No matter who delivers the best lines, it remains that Trump is that rarest of creatures, a proven prime-time star. So far, Cuban is just one of the nation’s few hundred billionaires. Can “Benefactor” change that?

ABC better hope it can. Trying to cash in on Cuban’s notoriety among sports fans, the low-rated network is pairing the eight episodes of “Benefactor” with “Monday Night Football,” ABC’s most-watched program. But that means the Cuban show will confront a difficult scheduling issue. In much of the country, “Benefactor” airs at 8 p.m. Eastern time, leading into football. But West Coast viewers won’t see the program until after the game is over at 10 p.m. -- right opposite CBS’ hit crime drama “CSI: Miami.” As Andrea Wong, executive vice president of alternative programming, specials and late night for ABC Entertainment, said, “There’s no question it’s a tough time period.”

The hope is that, just as viewers were lured by Trump’s vaudevillian take on a scowling corporate alpha male, they will be similarly taken by Cuban’s mix of approachability and swagger. Cuban “doesn’t necessarily seem like someone who would be successful at life,” said David Young, the London-based creator and executive producer of “Benefactor.” “He didn’t necessarily go to the right schools, didn’t necessarily get the right education.”

The story of how Cuban elbowed his way into the billionaires’ club has attained the status of new-economy legend. After studying business at Indiana University, he started his entrepreneurial career in Dallas (“My car could make it [there], and it was a fun city,” he explained). He co-founded MicroSolutions, a tech company that was sold to CompuServe in 1990. But a far bigger score came at the height of the Internet frenzy nearly a decade later, when Yahoo! scooped up Cuban’s company Broadcast.com for $5.7 billion. While retaining his regular-guy demeanor, Cuban developed a ruthless business philosophy that could easily guide one of the young sharks sucking up to Trump on “Apprentice”: “Whenever you’re doing a deal, look around the table and try to find the sucker. If you don’t see him, the sucker is you.”

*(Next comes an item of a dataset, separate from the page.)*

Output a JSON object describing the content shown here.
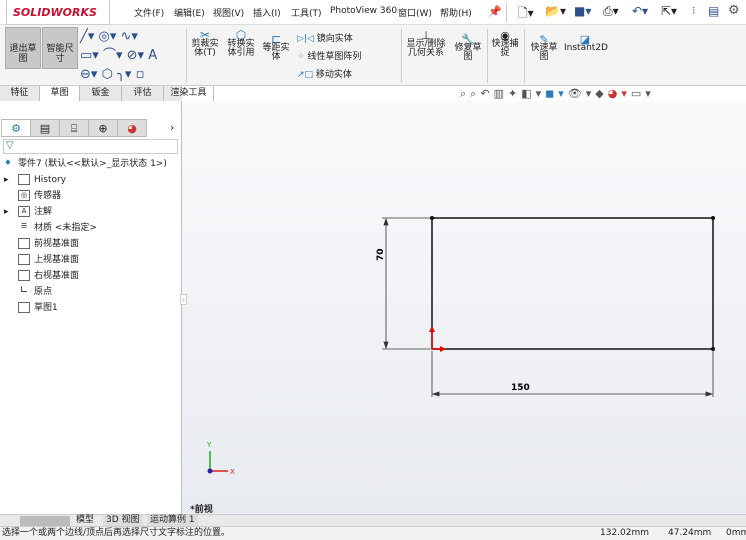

Since buying the Mavericks in 2000, Cuban has nurtured a reputation as a courtside bad boy. He’s calmed down a bit lately, but anyone who watched during Cuban’s first few seasons frequently saw him on camera, leaping and cheering like a tent-revival preacher when the scoreboard went his way and angrily hurling verbal abuse at officials when it didn’t. He’s been fined more than $1 million by the NBA for arguing with referees and, in one case, “making a derogatory gesture” during a game.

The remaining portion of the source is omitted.